Joseph Muscat cannot wait any longer, he has to take this action now for the sake of the country that he had been given the particular honour and privilege to lead for as long as he has.

And in so doing,  Joseph Muscat may very well have, at long last and at the bitter end, ended up making one good move in this whole years-long protracted, drama of corruption of the highest order and murder of the murkiest: falling on his sword, even if it were only to save his own skin.

We say ‘may’ because the circumstances around his expected departure are still very much open to consideration because, apart from the obvious need to resign on account of political accountability, there are also other very serious matters of crime and punishment to be seen to.

He cannot stay because he is too close for comfort to all of this.  He cannot stay, not because he is necessarily guilty of murder or corruption, but because he allowed it to happen on his watch.
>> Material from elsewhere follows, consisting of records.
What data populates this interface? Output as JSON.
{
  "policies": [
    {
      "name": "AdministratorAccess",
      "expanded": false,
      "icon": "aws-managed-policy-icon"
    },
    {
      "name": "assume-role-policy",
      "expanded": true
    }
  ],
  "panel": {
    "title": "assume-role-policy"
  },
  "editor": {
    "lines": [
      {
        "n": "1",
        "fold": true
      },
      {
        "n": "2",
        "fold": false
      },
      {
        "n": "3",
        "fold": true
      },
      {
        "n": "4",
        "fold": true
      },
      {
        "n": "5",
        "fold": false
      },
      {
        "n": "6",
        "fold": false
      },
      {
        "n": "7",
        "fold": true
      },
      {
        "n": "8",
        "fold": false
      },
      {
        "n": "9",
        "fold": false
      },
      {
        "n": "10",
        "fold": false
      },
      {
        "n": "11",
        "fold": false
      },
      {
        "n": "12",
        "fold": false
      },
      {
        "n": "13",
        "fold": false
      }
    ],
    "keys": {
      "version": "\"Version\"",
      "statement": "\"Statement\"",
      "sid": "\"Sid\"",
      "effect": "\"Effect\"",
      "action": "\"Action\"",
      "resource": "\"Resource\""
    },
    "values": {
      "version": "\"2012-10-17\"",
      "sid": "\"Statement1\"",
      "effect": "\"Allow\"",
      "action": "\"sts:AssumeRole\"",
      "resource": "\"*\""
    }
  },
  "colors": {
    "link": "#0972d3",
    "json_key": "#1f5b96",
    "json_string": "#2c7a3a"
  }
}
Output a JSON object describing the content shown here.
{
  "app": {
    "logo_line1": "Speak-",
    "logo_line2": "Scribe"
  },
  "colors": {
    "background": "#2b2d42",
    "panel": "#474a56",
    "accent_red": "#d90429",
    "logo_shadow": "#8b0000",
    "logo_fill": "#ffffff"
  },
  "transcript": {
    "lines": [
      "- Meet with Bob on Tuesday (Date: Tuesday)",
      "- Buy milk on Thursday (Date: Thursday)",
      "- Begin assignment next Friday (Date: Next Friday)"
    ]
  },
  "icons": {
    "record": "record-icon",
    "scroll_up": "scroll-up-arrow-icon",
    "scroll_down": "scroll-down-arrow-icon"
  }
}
And that he knew of certain things is undeniable, by his own admission.

For example, when the news that the middleman in the Caruana Galizia murder case had been arrested and was discussing a pardon, when Muscat was cornered on the doorstep of a hotel, he said not once, but twice, quite clearly, that he has known of certain things for the last two years, but that he had, out of prudence and caution, not said anything. 

Two years before that was when Caruana Galizia had been assassinated, almost to the day.  What, exactly, did he know while he still allowed his heavily implicated and now disgraced former chief of staff Keith Schembri to be privy to the Prime Minister’s security briefings?

Just this week, the Prime Minister acknowledged he had known that Yorgen Fenech was a potential suspect in the assassination since at least May 2018 and in fact, he had signed the order for Fenech’s phone to be tapped, taps which Schembri also presumably had access to.

So how long did Muscat know that Schembri himself was somehow attached to this whole business, implicated up to his neck in at the very least the circumstances leading up to the murder.

What did Muscat know for so long and for how long did he know it?  These are crucial questions, the answers to which will reveal a whole lot about what happened at Castille after the Panama Papers fallout and the ensuing cover up.  None of the answers are very savoury, but the people have an absolute right to know.

Joseph Muscat also has to go now because of the cack-handed way in which he has handled this whole mess, starting years back and continuing right through to yesterday.   This shows complicity or incompetence and either is a dismissible offence and he needs to go, post haste.

But stepping down will not absolve him, just as stepping down will not absolve Schembri and Konrad Mizzi.  Prosecutions now need to follow and the piper needs to be paid.  We, and the country, will settle for no less than that.

Tuesday marks the exact midway point of this current legislature, after an election Labour had fought and somehow defended the indefensible on the battleground of the very corruption that is rising so nastily to the surface now. 

Things are looking a little different now half a legislature down the road.

And the questions are will Muscat make it as far as the midway point, and should he make it that far?